Im Vorfeld der Gründung liegt der Fokus darauf, einen geeigneten Partner zu finden. Im darauf folgenden Prozess der Gründung sind die zentralen Themen die frühzeitige Definition von Zielen und Abläufen für die Führung des neu formierten Unternehmens, die Koordination von Interessenkonflikten und die Festlegung möglicher Ausstiegsstrategien. Um potenzielle Vorteile eines JV bestmöglich zu nutzen, sollte der Deal so gestaltet werden, dass die individuellen Fähigkeiten der eingebundenen Unternehmen optimal kombiniert und so entstehende Synergien genutzt werden können. Während des Bestehens des JV tragen eine transparente Kommunikation und die Zusammenstellung eines eingespielten Teams maßgeblich zur Agilität und damit zum Erfolg der Unternehmung bei. Die richtige Gewichtung, Kombination und Interaktion der oben genannten Faktoren bildet die Basis eines für alle Partner wertstiftenden Joint Venture.

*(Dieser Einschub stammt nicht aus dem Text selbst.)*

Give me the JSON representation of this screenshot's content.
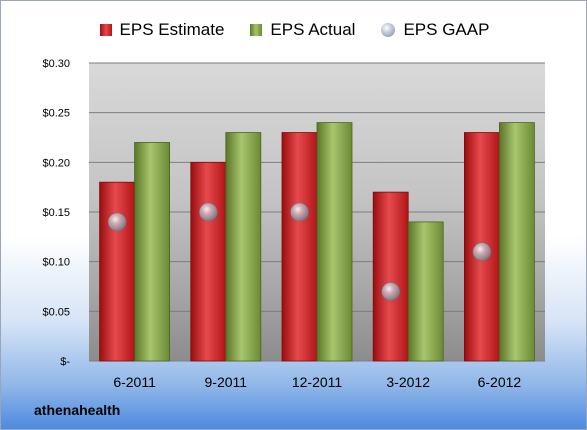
{
  "company": "athenahealth",
  "colors": {
    "estimate": "#c81e21",
    "actual": "#8cad4e",
    "gaap": "#a9b2c2"
  },
  "chart_data": {
    "type": "bar",
    "categories": [
      "6-2011",
      "9-2011",
      "12-2011",
      "3-2012",
      "6-2012"
    ],
    "series": [
      {
        "name": "EPS Estimate",
        "kind": "bar",
        "values": [
          0.18,
          0.2,
          0.23,
          0.17,
          0.23
        ]
      },
      {
        "name": "EPS Actual",
        "kind": "bar",
        "values": [
          0.22,
          0.23,
          0.24,
          0.14,
          0.24
        ]
      },
      {
        "name": "EPS GAAP",
        "kind": "scatter",
        "values": [
          0.14,
          0.15,
          0.15,
          0.07,
          0.11
        ]
      }
    ],
    "yticks": [
      0,
      0.05,
      0.1,
      0.15,
      0.2,
      0.25,
      0.3
    ],
    "ytick_labels": [
      "$-",
      "$0.05",
      "$0.10",
      "$0.15",
      "$0.20",
      "$0.25",
      "$0.30"
    ],
    "ylim": [
      0,
      0.3
    ],
    "grid": true,
    "legend_position": "top"
  }
}
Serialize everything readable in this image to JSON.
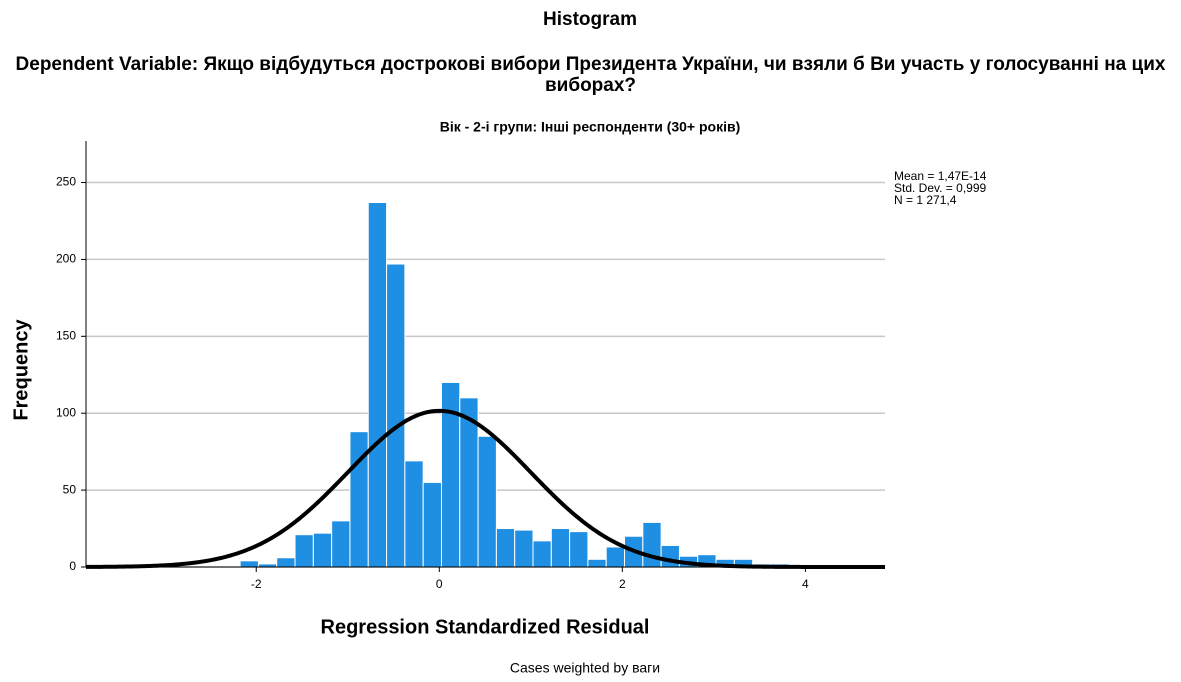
{
  "chart_data": {
    "type": "histogram",
    "title": "Histogram",
    "subtitle": "Dependent Variable: Якщо відбудуться дострокові вибори Президента України, чи взяли б Ви участь у голосуванні на цих виборах?",
    "panel_title": "Вік - 2-і групи: Інші респонденти (30+ років)",
    "x_label": "Regression Standardized Residual",
    "y_label": "Frequency",
    "footnote": "Cases weighted by ваги",
    "bins": [
      -2.176,
      -1.976,
      -1.776,
      -1.576,
      -1.376,
      -1.176,
      -0.976,
      -0.776,
      -0.576,
      -0.376,
      -0.176,
      0.024,
      0.224,
      0.424,
      0.624,
      0.824,
      1.024,
      1.224,
      1.424,
      1.624,
      1.824,
      2.024,
      2.224,
      2.424,
      2.624,
      2.824,
      3.024,
      3.224,
      3.424,
      3.624,
      3.824,
      4.024
    ],
    "values": [
      4,
      2,
      6,
      21,
      22,
      30,
      88,
      237,
      197,
      69,
      55,
      120,
      110,
      85,
      25,
      24,
      17,
      25,
      23,
      5,
      13,
      20,
      29,
      14,
      7,
      8,
      5,
      5,
      2,
      2,
      1
    ],
    "color": "#1f8fe3",
    "curve_color": "#000000",
    "stats": {
      "mean": {
        "value": 1.47e-14,
        "label": "Mean = 1,47E-14"
      },
      "sd": {
        "value": 0.999,
        "label": "Std. Dev. = 0,999"
      },
      "n": {
        "value": 1271.4,
        "label": "N = 1 271,4"
      }
    },
    "xlim": [
      -3.86,
      4.87
    ],
    "ylim": [
      0,
      277
    ],
    "xticks": [
      -2,
      0,
      2,
      4
    ],
    "yticks": [
      0,
      50,
      100,
      150,
      200,
      250
    ],
    "grid": true
  }
}
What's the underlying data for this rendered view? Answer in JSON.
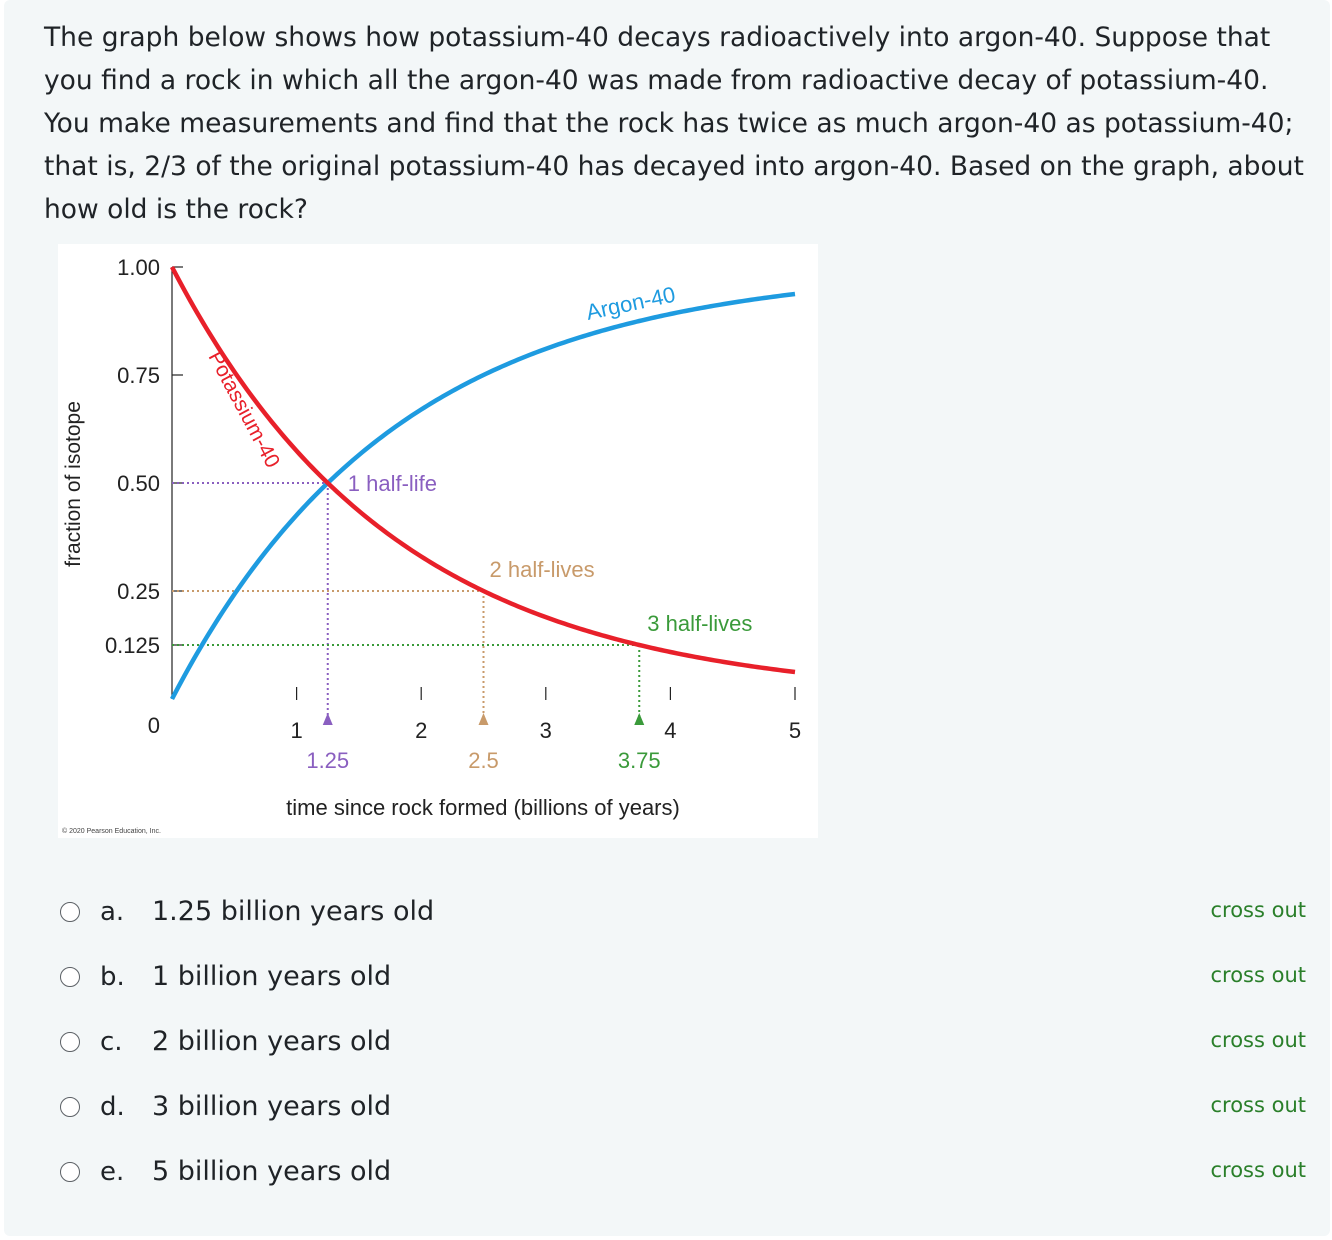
{
  "question": {
    "text": "The graph below shows how potassium-40 decays radioactively into argon-40.  Suppose that you find a rock in which all the argon-40 was made from radioactive decay of potassium-40.  You make measurements and find that the rock has twice as much argon-40 as potassium-40; that is, 2/3 of the original potassium-40 has decayed into argon-40.  Based on the graph, about how old is the rock?"
  },
  "chart_data": {
    "type": "line",
    "xlabel": "time since rock formed (billions of years)",
    "ylabel": "fraction of isotope",
    "xlim": [
      0,
      5
    ],
    "ylim": [
      0,
      1
    ],
    "x_ticks": [
      "1",
      "2",
      "3",
      "4",
      "5"
    ],
    "y_ticks": [
      "1.00",
      "0.75",
      "0.50",
      "0.25",
      "0.125",
      "0"
    ],
    "series": [
      {
        "name": "Potassium-40",
        "color": "#e8202a",
        "half_life": 1.25,
        "x": [
          0,
          1.25,
          2.5,
          3.75,
          5
        ],
        "y": [
          1,
          0.5,
          0.25,
          0.125,
          0.0625
        ]
      },
      {
        "name": "Argon-40",
        "color": "#1e9be0",
        "half_life": 1.25,
        "x": [
          0,
          1.25,
          2.5,
          3.75,
          5
        ],
        "y": [
          0,
          0.5,
          0.75,
          0.875,
          0.9375
        ]
      }
    ],
    "annotations": [
      {
        "label": "1 half-life",
        "x": 1.25,
        "y": 0.5,
        "x_label": "1.25",
        "color": "#8a5fc0"
      },
      {
        "label": "2 half-lives",
        "x": 2.5,
        "y": 0.25,
        "x_label": "2.5",
        "color": "#c89a6a"
      },
      {
        "label": "3 half-lives",
        "x": 3.75,
        "y": 0.125,
        "x_label": "3.75",
        "color": "#3a9a3a"
      }
    ],
    "credit": "© 2020 Pearson Education, Inc."
  },
  "options": [
    {
      "letter": "a.",
      "text": "1.25 billion years old",
      "cross": "cross out"
    },
    {
      "letter": "b.",
      "text": "1 billion years old",
      "cross": "cross out"
    },
    {
      "letter": "c.",
      "text": "2 billion years old",
      "cross": "cross out"
    },
    {
      "letter": "d.",
      "text": "3 billion years old",
      "cross": "cross out"
    },
    {
      "letter": "e.",
      "text": "5 billion years old",
      "cross": "cross out"
    }
  ]
}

Joint Venture: die zehn kritischen Erfolgsfaktoren

Unternehmen sollten sich vor allem auf die folgenden zehn kritischen Erfolgsfaktoren eines JV konzentrieren:

  1. Auswahl des richtigen Partners
  2. Ausgestaltung einer klaren und konsequenten Governance
  3. klare Definition der JV-Grenzen, sowohl aus Asset- als auch aus operativer Sicht
  4. Klarstellung der Beitragsleistungen der Parteien und der damit verbundenen vereinbarten Metriken zur Kontrolle des JV-Erfolgs
  5. Einleitung von frühzeitiger operativer Planung und Ausführung
  6. Berücksichtigung möglicher Ausstiegsszenarien
  7. Bereitstellung einer soliden Vereinbarung für alle oben genannten Punkte
  8. Zeitnahe und konsequente Realisierung von Synergien
  9. Gewährleistung von Transparenz, Offenheit und Ehrlichkeit unter den Teilnehmern
  10. Zusammenstellung eines engagierten Teams, um die Umsetzung des JV zu beaufsichtigen

Joint Ventures bieten allen Beteiligten einen außergewöhnlichen Mehrwert, sofern sie gut geplant, umgesetzt und geführt werden.

Fazit

Die Gründung von Joint Ventures hat sich branchenübergreifend durchgesetzt. JVs bieten die Vorteile einer Fusion, beispielsweise erweiterten Marktzugang, sind im Vergleich dazu jedoch risikoarm. Jedoch kann die Umsetzung von Joint Ventures auch mit nicht unerheblichen Unsicherheiten und Wagnissen verknüpft sein. Wichtig sind daher eine umsichtige Planung und die richtige Strategie.